Sometimes the best qualities of a new home are the ones that you cannot see right away. Plumbing, electrical work, and air ducts might be the last features on your mind when you’re searching for your “dream home,” but they are the first ones you notice if something goes awry. Fortunately, the Builders Association of North Central Florida (BANCF) partners with Santa Fe College to ensure that master craftsmen and women are the ones putting the most important – yet least seen – touches on every home on the Parade.
How do they accomplish this? They apply the centuries-old, time-tested method of producing experts in any field: apprenticeship.
Why Create an Apprenticeship Program?
In 1994, the Greater Gainesville Area Association for Technical Training (GGAATT) joined forces with then-Santa Fe Community College to develop the first successful non-union training effort in the area.
Mike McGraw, president of Vintage Electric Inc. and one of the original contractors to set up the apprenticeship program, explains that it was started for several reasons:
- To bring bright young people to the trades, which is essential if the industry is to keep pace with technology and the demand of today’s construction processes;
- To train industry employees in the fundamentals of commercial electrical work to benefit both their employers and the contractors working on a given project; and
- To improve wages for local electricians.
“From the beginning, Santa Fe College was an invaluable partner: instant classrooms, instructor training and training equipment,” McGraw said.
McGraw attributes the early and quick success of the program to two factors: the area’s need for skilled labor and good contractors willing to invest both in their employees and the future of their businesses.
The program’s first four-year class graduated in 1998. In 2005, BANCF succeeded GGAATT as the program sponsor with the State of Florida. To date, over 150 apprentices have graduated, specializing in the technical fields of carpentry, electrical, heating and air conditioning, and plumbing.
Mastering the Trade
The curriculum is developed and updated by the National Center for Construction Education and Research (NCCER) and all the instructors have completed the Instructor Certification Training Program through NCCER.
“The apprenticeship program provides the formal curriculum to ensure our employees know the proper techniques and methods,” said Matthew Webster, vice president of the Diversified Projects Division at Charles Perry Partners, Inc.
The Craft Manuals, also known as the Contren Learning Services, used in the program were developed to establish consistency and a nationwide standard that is also recognized in 13 foreign countries.
McGraw explains that through the program, apprentices receive on-the-job training (OJT) in excess of 8000 hours in addition to over 850 hours of classroom instruction over a four-year period. This OJT component allows each participating employer to customize the training of its workforce.
“Jobsite experience is invaluable, but you don’t always know the quality of training,” Webster said. “Tradesmen can learn bad techniques or learn ‘how we have always done it.’”
“The apprenticeship program provides the formal curriculum to ensure our employees know the proper techniques and methods.”
Of Vintage Electric Inc.’s 24 field personnel, 16 either are graduates of the program or currently are apprentices.
“An applicant that has completed our program ranks very high when I am evaluating applications for a new hire,” McGraw said.

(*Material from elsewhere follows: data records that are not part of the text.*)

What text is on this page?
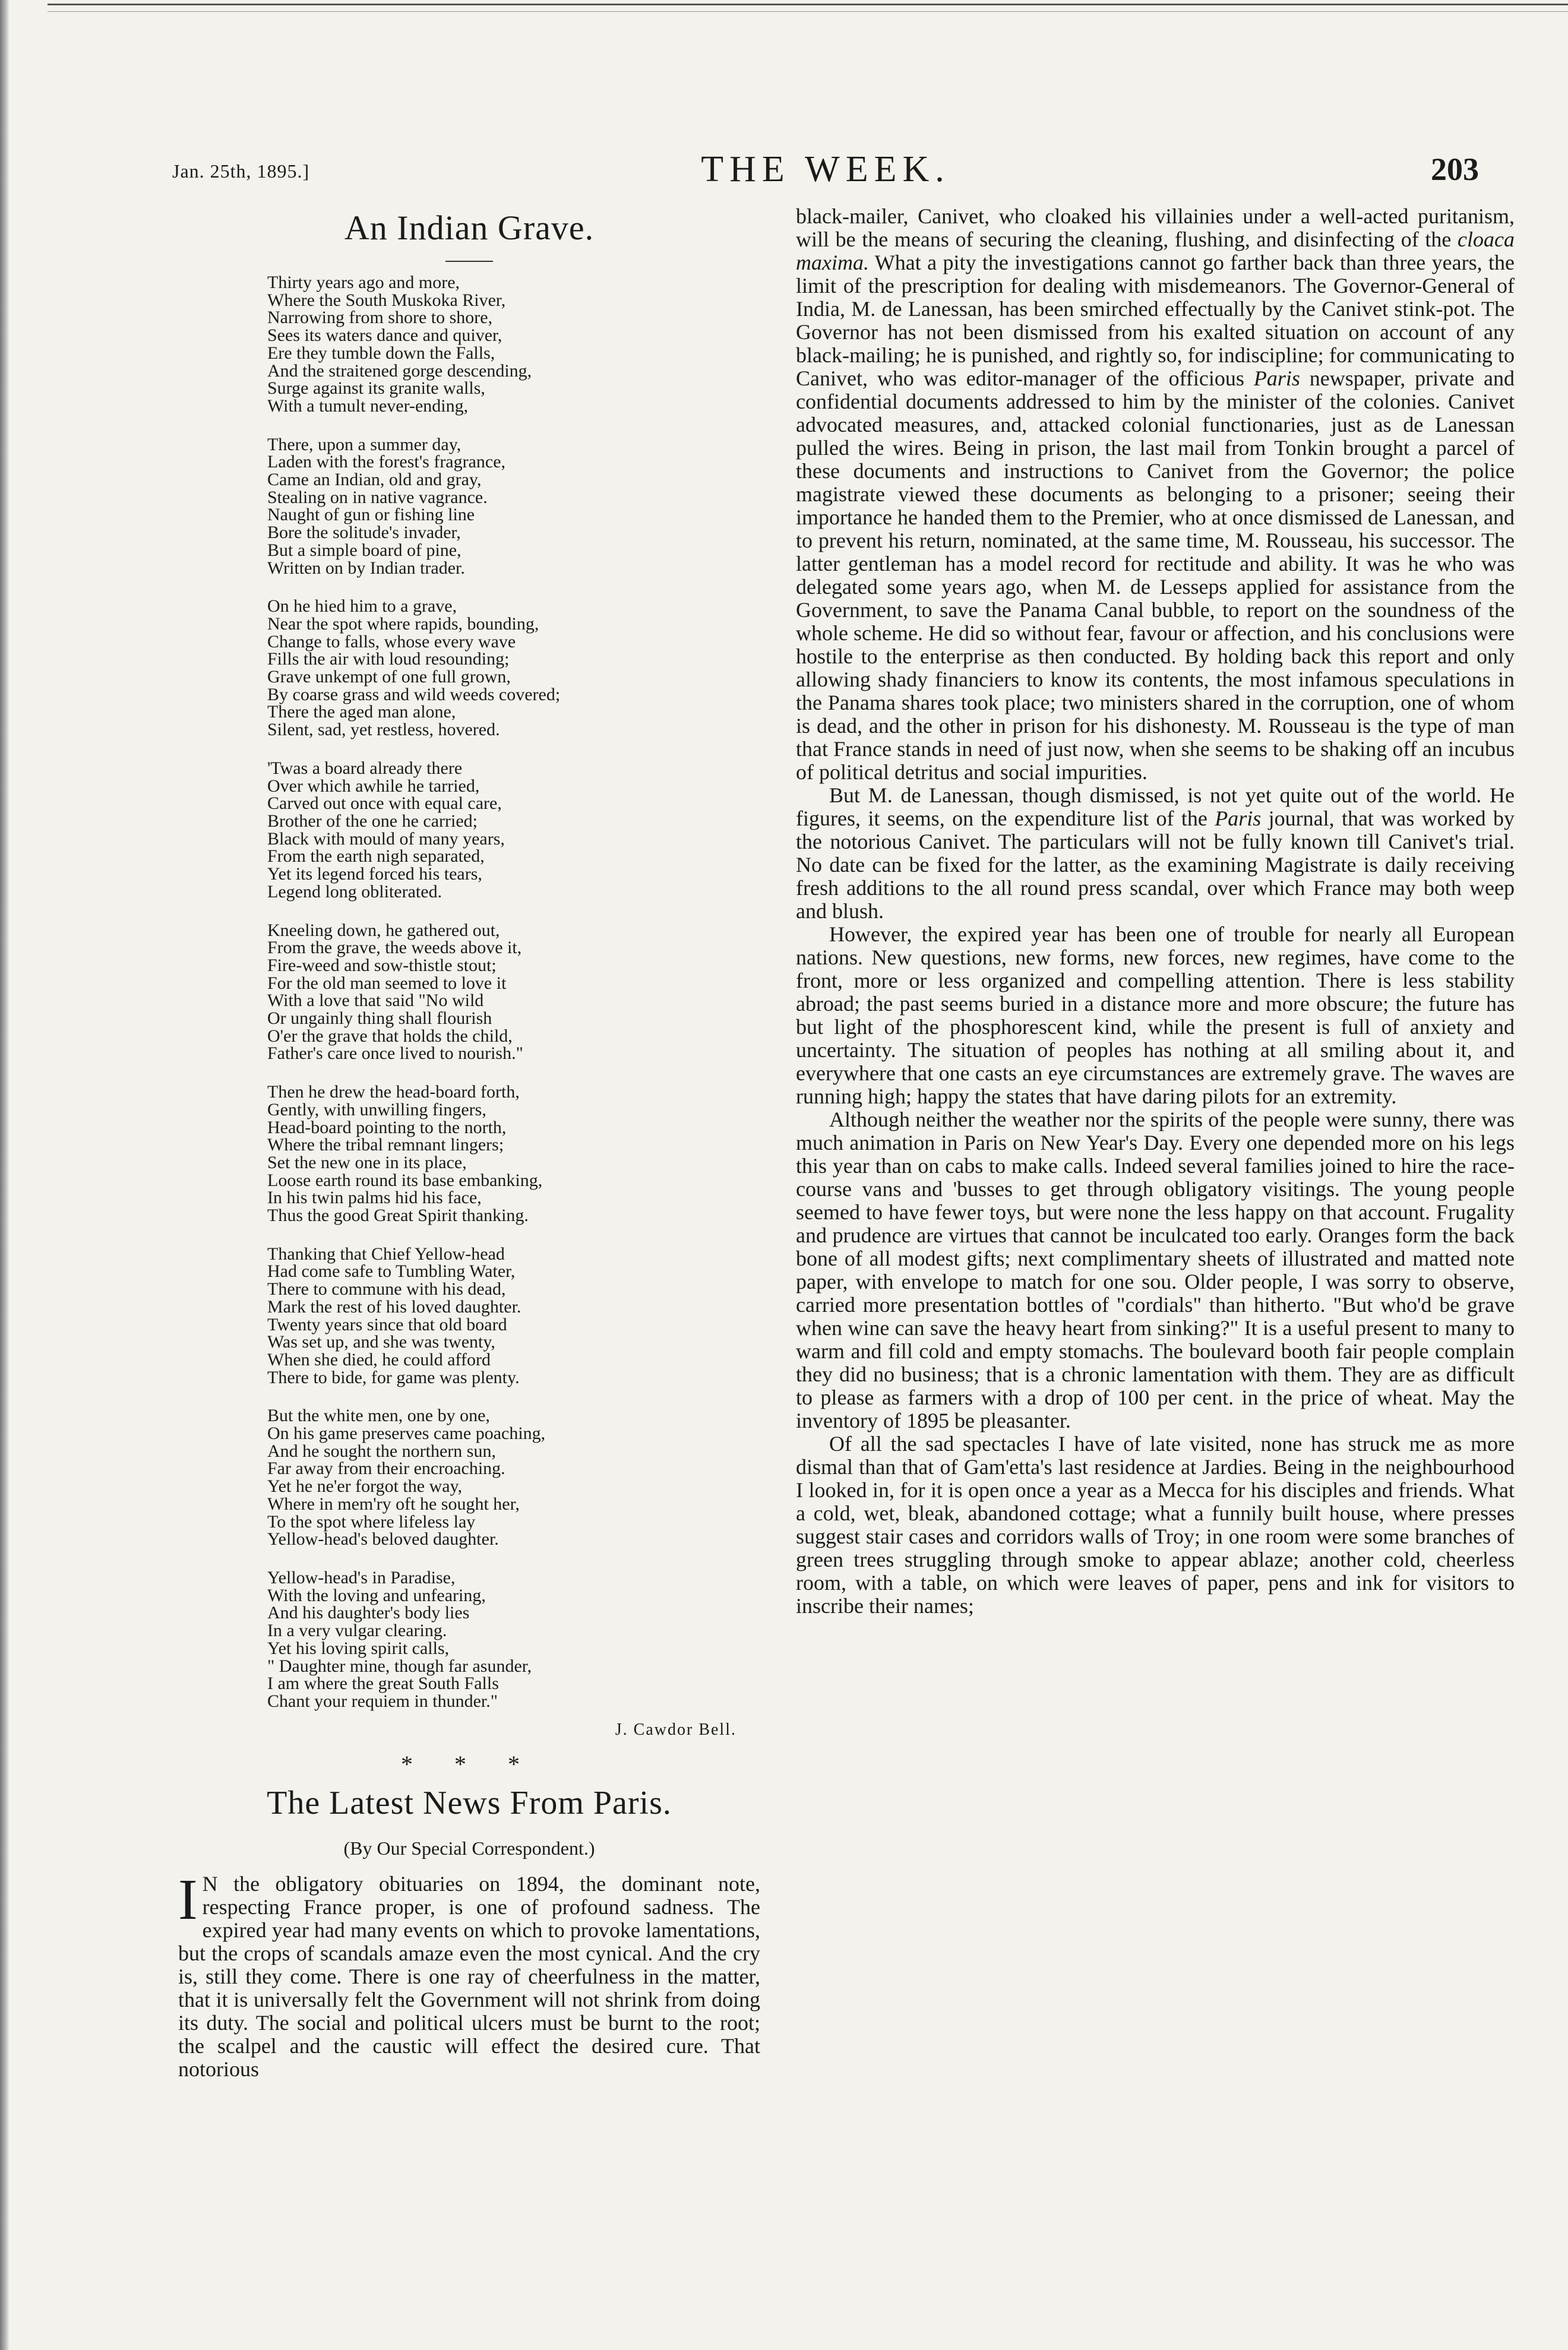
Jan. 25th, 1895.]	THE WEEK.	203
An Indian Grave.
Thirty years ago and more,
Where the South Muskoka River,
Narrowing from shore to shore,
Sees its waters dance and quiver,
Ere they tumble down the Falls,
And the straitened gorge descending,
Surge against its granite walls,
With a tumult never-ending,
There, upon a summer day,
Laden with the forest's fragrance,
Came an Indian, old and gray,
Stealing on in native vagrance.
Naught of gun or fishing line
Bore the solitude's invader,
But a simple board of pine,
Written on by Indian trader.
On he hied him to a grave,
Near the spot where rapids, bounding,
Change to falls, whose every wave
Fills the air with loud resounding;
Grave unkempt of one full grown,
By coarse grass and wild weeds covered;
There the aged man alone,
Silent, sad, yet restless, hovered.
'Twas a board already there
Over which awhile he tarried,
Carved out once with equal care,
Brother of the one he carried;
Black with mould of many years,
From the earth nigh separated,
Yet its legend forced his tears,
Legend long obliterated.
Kneeling down, he gathered out,
From the grave, the weeds above it,
Fire-weed and sow-thistle stout;
For the old man seemed to love it
With a love that said "No wild
Or ungainly thing shall flourish
O'er the grave that holds the child,
Father's care once lived to nourish."
Then he drew the head-board forth,
Gently, with unwilling fingers,
Head-board pointing to the north,
Where the tribal remnant lingers;
Set the new one in its place,
Loose earth round its base embanking,
In his twin palms hid his face,
Thus the good Great Spirit thanking.
Thanking that Chief Yellow-head
Had come safe to Tumbling Water,
There to commune with his dead,
Mark the rest of his loved daughter.
Twenty years since that old board
Was set up, and she was twenty,
When she died, he could afford
There to bide, for game was plenty.
But the white men, one by one,
On his game preserves came poaching,
And he sought the northern sun,
Far away from their encroaching.
Yet he ne'er forgot the way,
Where in mem'ry oft he sought her,
To the spot where lifeless lay
Yellow-head's beloved daughter.
Yellow-head's in Paradise,
With the loving and unfearing,
And his daughter's body lies
In a very vulgar clearing.
Yet his loving spirit calls,
" Daughter mine, though far asunder,
I am where the great South Falls
Chant your requiem in thunder."
J. Cawdor Bell.
* * *
The Latest News From Paris.
(By Our Special Correspondent.)

I N the obligatory obituaries on 1894, the dominant note, respecting France proper, is one of profound sadness. The expired year had many events on which to provoke lamentations, but the crops of scandals amaze even the most cynical. And the cry is, still they come. There is one ray of cheerfulness in the matter, that it is universally felt the Government will not shrink from doing its duty. The social and political ulcers must be burnt to the root; the scalpel and the caustic will effect the desired cure. That notorious

black-mailer, Canivet, who cloaked his villainies under a well-acted puritanism, will be the means of securing the cleaning, flushing, and disinfecting of the cloaca maxima. What a pity the investigations cannot go farther back than three years, the limit of the prescription for dealing with misdemeanors. The Governor-General of India, M. de Lanessan, has been smirched effectually by the Canivet stink-pot. The Governor has not been dismissed from his exalted situation on account of any black-mailing; he is punished, and rightly so, for indiscipline; for communicating to Canivet, who was editor-manager of the officious Paris newspaper, private and confidential documents addressed to him by the minister of the colonies. Canivet advocated measures, and, attacked colonial functionaries, just as de Lanessan pulled the wires. Being in prison, the last mail from Tonkin brought a parcel of these documents and instructions to Canivet from the Governor; the police magistrate viewed these documents as belonging to a prisoner; seeing their importance he handed them to the Premier, who at once dismissed de Lanessan, and to prevent his return, nominated, at the same time, M. Rousseau, his successor. The latter gentleman has a model record for rectitude and ability. It was he who was delegated some years ago, when M. de Lesseps applied for assistance from the Government, to save the Panama Canal bubble, to report on the soundness of the whole scheme. He did so without fear, favour or affection, and his conclusions were hostile to the enterprise as then conducted. By holding back this report and only allowing shady financiers to know its contents, the most infamous speculations in the Panama shares took place; two ministers shared in the corruption, one of whom is dead, and the other in prison for his dishonesty. M. Rousseau is the type of man that France stands in need of just now, when she seems to be shaking off an incubus of political detritus and social impurities.

But M. de Lanessan, though dismissed, is not yet quite out of the world. He figures, it seems, on the expenditure list of the Paris journal, that was worked by the notorious Canivet. The particulars will not be fully known till Canivet's trial. No date can be fixed for the latter, as the examining Magistrate is daily receiving fresh additions to the all round press scandal, over which France may both weep and blush.

However, the expired year has been one of trouble for nearly all European nations. New questions, new forms, new forces, new regimes, have come to the front, more or less organized and compelling attention. There is less stability abroad; the past seems buried in a distance more and more obscure; the future has but light of the phosphorescent kind, while the present is full of anxiety and uncertainty. The situation of peoples has nothing at all smiling about it, and everywhere that one casts an eye circumstances are extremely grave. The waves are running high; happy the states that have daring pilots for an extremity.

Although neither the weather nor the spirits of the people were sunny, there was much animation in Paris on New Year's Day. Every one depended more on his legs this year than on cabs to make calls. Indeed several families joined to hire the race-course vans and 'busses to get through obligatory visitings. The young people seemed to have fewer toys, but were none the less happy on that account. Frugality and prudence are virtues that cannot be inculcated too early. Oranges form the back bone of all modest gifts; next complimentary sheets of illustrated and matted note paper, with envelope to match for one sou. Older people, I was sorry to observe, carried more presentation bottles of "cordials" than hitherto. "But who'd be grave when wine can save the heavy heart from sinking?" It is a useful present to many to warm and fill cold and empty stomachs. The boulevard booth fair people complain they did no business; that is a chronic lamentation with them. They are as difficult to please as farmers with a drop of 100 per cent. in the price of wheat. May the inventory of 1895 be pleasanter.

Of all the sad spectacles I have of late visited, none has struck me as more dismal than that of Gam'etta's last residence at Jardies. Being in the neighbourhood I looked in, for it is open once a year as a Mecca for his disciples and friends. What a cold, wet, bleak, abandoned cottage; what a funnily built house, where presses suggest stair cases and corridors walls of Troy; in one room were some branches of green trees struggling through smoke to appear ablaze; another cold, cheerless room, with a table, on which were leaves of paper, pens and ink for visitors to inscribe their names;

The program has approximately a 50 percent retention rate for those students who complete the program. McGraw says that being employed in the industry while receiving his or her education is an advantage to apprenticeship, and a factor that aids in retaining loyal employees.
“Ideally, we are sponsoring young people to become our future electricians and company leaders,” McGraw said.
He adds, “This program is a perfect example of what happens when something just makes sense: industry and education working together to build future workers.”
Career in Construction Day
Santa Fe College and the Builders Association of North Central Florida host an annual “Careers in Construction Day,” where about 100 seniors from high schools in Alachua and surrounding counties are exposed to careers in the construction industry from local contractors, instructors and former students.
The School Board of Alachua County works with SFC and BANCF to identify students who are interested in construction and transports them to the college’s main campus, where they learn about the various programs that are available to them following high school graduation. They include the apprenticeship and building construction programs at SFC, as well as programs offered through the University of Florida School of Building Construction.
The 2014 event was held in late February. Speakers addressed the students about their experiences and life paths that led them to their current careers in construction. Vinnie Moreschi spoke as BANCF President and Mark Hurm spoke as Chair of the Master Trades Committee, which is the BANCF committee registered with the state of Florida that manages the apprenticeship program.